Pendant ce temps, le temps passe implacablement, et à chaque instant, des événements adviennent dont nous ne sommes pas au courant. Non seulement avons-nous perdu notre aptitude à entendre, mais également celle de parler… de tenir une conversation. De nos jours, les gens communiquent par e-mail, s.m.s, ou twitter. C’est devenu si fréquent que les enfants ne parlent plus à leurs parents, les couples ne communiquent plus. Il leur est bien plus facile d’envoyer des messages ou d’avoir recours à d’autres moyens de communication technologiques, car, par ces méthodes, ils n’ont pas besoin d’entendre une réponse, une autre voix qui pourrait remettre en question ou réfuter leur message. Ils ne sont pas non plus obligés d’entendre les expressions d’amour qui pourraient leur donner un sentiment de culpabilité ou le sentiment d’être redevables. Un dicton Yiddish dit : « Il y avait une époque où les parents enseignaient à leurs enfants à parler, mais, de nos jours, les enfants apprennent à leurs parents à garder le silence ».

Indépendamment de notre réaction, toutefois, les messages continuent… les sons se font de plus en plus forts, exigeant une réaction, mais comment pouvons-nous réagir si nous ne savons plus comment écouter ? Sourds, muets et aveugles, nous continuons à marcher au son de notre propre musique et nous félicitons de notre ouverture d’esprit et de notre tolérance à tous les modes de vie.

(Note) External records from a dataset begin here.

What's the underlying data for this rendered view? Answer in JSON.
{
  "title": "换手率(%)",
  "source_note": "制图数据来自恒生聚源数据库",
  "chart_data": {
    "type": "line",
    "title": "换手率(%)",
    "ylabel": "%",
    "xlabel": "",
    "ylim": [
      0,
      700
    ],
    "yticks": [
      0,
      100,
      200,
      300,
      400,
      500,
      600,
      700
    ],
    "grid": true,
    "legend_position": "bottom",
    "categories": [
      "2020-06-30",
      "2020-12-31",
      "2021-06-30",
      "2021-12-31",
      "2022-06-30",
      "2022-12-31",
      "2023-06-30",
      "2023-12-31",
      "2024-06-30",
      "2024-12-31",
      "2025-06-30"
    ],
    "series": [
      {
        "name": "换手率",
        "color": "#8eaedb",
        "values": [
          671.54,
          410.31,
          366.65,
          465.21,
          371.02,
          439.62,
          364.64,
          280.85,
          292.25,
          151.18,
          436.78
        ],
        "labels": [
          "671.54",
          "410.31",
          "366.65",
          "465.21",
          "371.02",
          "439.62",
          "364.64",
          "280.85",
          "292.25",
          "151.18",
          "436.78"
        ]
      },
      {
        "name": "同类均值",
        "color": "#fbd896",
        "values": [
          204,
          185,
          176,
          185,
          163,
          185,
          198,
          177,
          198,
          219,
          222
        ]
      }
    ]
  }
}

Nous ne tirons jamais les leçons. Même des événements majeurs d’envergure mondiale passent inaperçus. Ni la Shoah, ni la renaissance d’Israël après deux mille ans d’exil nous ont poussés à marquer un arrêt et à repenser notre existence.

Je pourrais citer d’innombrables événements de notre vie contemporaine, mais je mentionne la tragédie du 11 septembre qui a frappé tous les citoyens américains. Incroyablement, même alors, nous avons continué à être sourds, et avons perverti son message pour le transformer en « politiquement correct ».

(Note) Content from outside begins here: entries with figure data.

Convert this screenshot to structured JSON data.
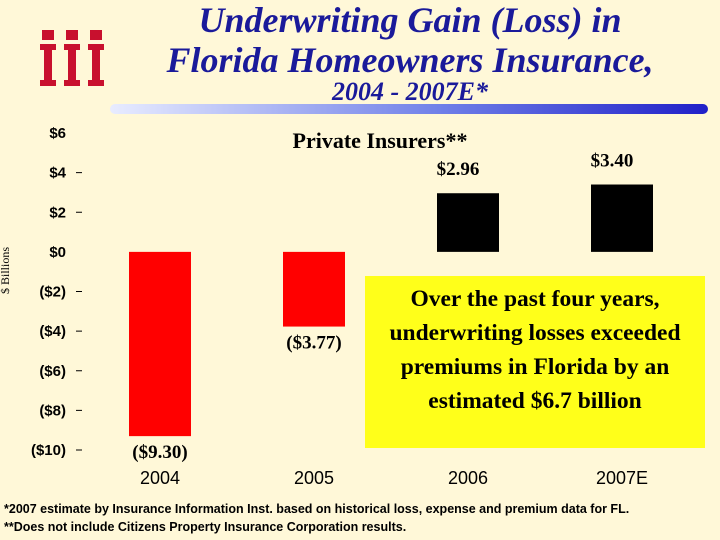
{
  "title": {
    "line1": "Underwriting Gain (Loss) in",
    "line2": "Florida Homeowners Insurance,",
    "line3": "2004 - 2007E*"
  },
  "logo": {
    "text": "iii"
  },
  "chart_data": {
    "type": "bar",
    "title": "Private Insurers**",
    "ylabel": "$ Billions",
    "categories": [
      "2004",
      "2005",
      "2006",
      "2007E"
    ],
    "values": [
      -9.3,
      -3.77,
      2.96,
      3.4
    ],
    "data_labels": [
      "($9.30)",
      "($3.77)",
      "$2.96",
      "$3.40"
    ],
    "ylim": [
      -10,
      6
    ],
    "yticks": [
      6,
      4,
      2,
      0,
      -2,
      -4,
      -6,
      -8,
      -10
    ],
    "ytick_labels": [
      "$6",
      "$4",
      "$2",
      "$0",
      "($2)",
      "($4)",
      "($6)",
      "($8)",
      "($10)"
    ],
    "grid": false,
    "colors": {
      "negative": "#ff0000",
      "positive": "#000000"
    }
  },
  "callout": {
    "text": "Over the past four years, underwriting losses exceeded premiums in Florida by an estimated $6.7 billion",
    "background": "#ffff1a"
  },
  "footnotes": {
    "line1": "*2007 estimate by Insurance Information Inst. based on historical loss, expense and premium data for FL.",
    "line2": "**Does not include Citizens Property Insurance Corporation results."
  }
}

Nous sommes devenus si insensibles que nous ne voyons rien d’inhabituel à l’augmentation constante des catastrophes naturelles, que ce soit des tsunamis, des inondations, des tornades, des tremblements de terre, des accidents nucléaires, etc.

Nous ne voyons rien de remarquable à ce que des oiseaux morts tombent du ciel ou des poissons morts échouent sur les côtes. Même s’ils se comptent par millions. Nous ne nous sommes pas sortis de notre torpeur lorsque des désastres financiers ont eu lieu. Du jour au lendemain, nous avons assisté à la chute de corporations et de sociétés puissantes… l’effondrement de Wall Street et la dévaluation du dollar, tout ce que nous croyions invincibles.

Notre incapacité à entendre nous a rendus sourds et aveugles aux messages cachés derrière la chute de gouvernements puissants - des gouvernements qui, pendant des années, ont été contrôlés par des dictateurs ayant régné avec une main de fer. Nous tombons dans l’illusion que ce à quoi nous assistons, c’est à l’établissement de sociétés démocratiques, l’aube de la liberté et de la paix dans le sombre monde du Moyen Orient. Nous refusons de considérer que les foules dans les rues sont les précurseurs de dictatures encore plus tyranniques. Prenez l’Egypte, par exemple, que nous croyons être l’exemple parfait du rêve démocratique accompli. Dans notre état d’aveuglement et de surdité, nous avons refusé de prêter attention aux hurlements haineux de « Juive, Juive ! » lorsque Lara Logan, la correspondante à l’étranger de CBS a été attaquée de manière barbare (bien qu’elle ne soit pas juive en réalité). Le monde n’a pas non plus fait attention à la destruction d’églises et au meurtre d’individus de confession chrétienne. Oui, tout ceci se déroule dans « l’Egypte nouvellement démocratique ». Paradoxalement, ni Rome, ni d’autres confessions chrétiennes n’ont levé la voix, outragées. Ce silence est assourdissant. Pourquoi ? Pourquoi ? Mais nous rejetons également cette question. Nous avons nos propres problèmes. Nous ne pouvons pas vraiment nous impliquer dans les événements du monde. Cela ne servira de toute façon à rien, alors l’appel continue de résonner et nous restons aveugles, sourds et muets.